Contingency Plan, Scope Creep and Gold Plating in Project Management

Project Management Terms That Every Project Manager Should Know

Contingency plan The Contingency plan is an alternative plan in order to deal with identified risks when those risks will occur. When risk is identified and scaled, a contingency plan should be developed. You cannot create a contingency plan for unidentified or unknown risks since if you don’t know what the risk is, then it’s impossible to plan for it. The contingency plan shall be implemented once the identified risk will occur. In case that your contingency plan is ready, when things go wrong, instead of discussing alternative solutions and wasting time with your project team, you can quickly put the contingency plan in place. With no plan in place, you and your team have to think about what steps to take first. The contingency plan will help you respond quickly.

Fallback Plans: If the risk impact is high and your contingency plan is not working or failed to achieve the desired impact, then you need to put Fallback Plans (Plan B) in place. It is a back-up plan for the contingency plan.

Scope Creep: Uncontrolled changes are called scope creep. In case of scope creep; while the scope of the project changes; time and budget remain the same and a change leads another change. In the end, the project scope completely changes.

How Does Scope Creep Happen? It usually starts with a minor change request.  Such as the client wants more functionality with the same price or a team member wants to add value to the product. Those people may think that this change will not create any big impact and can somehow tolerate. Then another change comes up and another… In order to avoid scope creep, to be sure that the Project Scope Statement which is written in the planning stages of the project is well understood and agreed to by all stakeholders. The communication among the project team members is also very crucial.
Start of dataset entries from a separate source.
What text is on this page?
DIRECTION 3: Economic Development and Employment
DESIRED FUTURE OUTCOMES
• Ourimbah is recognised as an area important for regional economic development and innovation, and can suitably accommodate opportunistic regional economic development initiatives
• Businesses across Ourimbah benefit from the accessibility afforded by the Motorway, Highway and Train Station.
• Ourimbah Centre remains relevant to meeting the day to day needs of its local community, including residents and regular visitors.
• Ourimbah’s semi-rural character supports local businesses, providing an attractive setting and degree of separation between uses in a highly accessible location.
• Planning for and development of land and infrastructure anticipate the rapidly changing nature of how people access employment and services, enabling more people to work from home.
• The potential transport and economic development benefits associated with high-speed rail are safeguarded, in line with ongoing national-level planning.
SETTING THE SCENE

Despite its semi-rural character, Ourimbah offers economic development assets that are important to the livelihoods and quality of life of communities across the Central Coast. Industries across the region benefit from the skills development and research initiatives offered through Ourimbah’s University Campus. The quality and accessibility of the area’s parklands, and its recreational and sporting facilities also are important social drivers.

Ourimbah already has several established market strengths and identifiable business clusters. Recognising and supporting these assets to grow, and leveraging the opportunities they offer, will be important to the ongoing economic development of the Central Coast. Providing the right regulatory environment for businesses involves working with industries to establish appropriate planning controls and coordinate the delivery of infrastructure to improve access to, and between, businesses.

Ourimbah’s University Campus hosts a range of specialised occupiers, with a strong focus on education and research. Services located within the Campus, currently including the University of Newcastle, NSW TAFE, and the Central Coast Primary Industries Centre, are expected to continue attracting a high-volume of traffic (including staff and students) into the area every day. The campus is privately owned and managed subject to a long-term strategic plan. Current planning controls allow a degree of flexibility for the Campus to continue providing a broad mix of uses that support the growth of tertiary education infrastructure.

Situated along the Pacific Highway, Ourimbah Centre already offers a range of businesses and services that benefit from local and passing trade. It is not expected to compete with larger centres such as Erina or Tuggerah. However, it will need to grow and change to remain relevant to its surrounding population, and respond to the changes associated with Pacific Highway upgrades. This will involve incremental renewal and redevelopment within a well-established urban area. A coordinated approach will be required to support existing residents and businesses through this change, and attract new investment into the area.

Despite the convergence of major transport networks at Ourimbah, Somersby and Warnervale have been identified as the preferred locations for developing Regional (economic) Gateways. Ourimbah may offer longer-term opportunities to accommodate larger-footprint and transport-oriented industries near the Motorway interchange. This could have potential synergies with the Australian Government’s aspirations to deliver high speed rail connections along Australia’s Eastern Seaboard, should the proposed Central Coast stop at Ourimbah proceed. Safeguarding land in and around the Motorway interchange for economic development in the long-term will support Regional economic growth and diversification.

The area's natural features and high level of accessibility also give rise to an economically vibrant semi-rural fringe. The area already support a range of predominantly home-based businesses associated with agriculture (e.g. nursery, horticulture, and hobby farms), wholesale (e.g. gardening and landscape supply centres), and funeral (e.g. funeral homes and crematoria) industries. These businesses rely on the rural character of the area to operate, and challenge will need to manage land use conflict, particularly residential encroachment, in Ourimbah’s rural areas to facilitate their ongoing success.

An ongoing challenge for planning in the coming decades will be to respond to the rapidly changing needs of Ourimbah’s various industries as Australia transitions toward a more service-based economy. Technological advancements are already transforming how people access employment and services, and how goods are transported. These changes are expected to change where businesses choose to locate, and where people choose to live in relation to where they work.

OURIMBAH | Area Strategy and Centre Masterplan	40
Gold Plating: Gold plating refers to offering customers extra functionality and features without checking the impact, although they are not in the scope. For example; to provide additional features even though there is no demand from the customer… (Better performance, better quality product than demanded). However, such initiatives are not reflected to the customer as an additional cost but creates negative impact on the duration and cost of the project. Unlike scope creep, the project’s planned scope never changes with gold plating.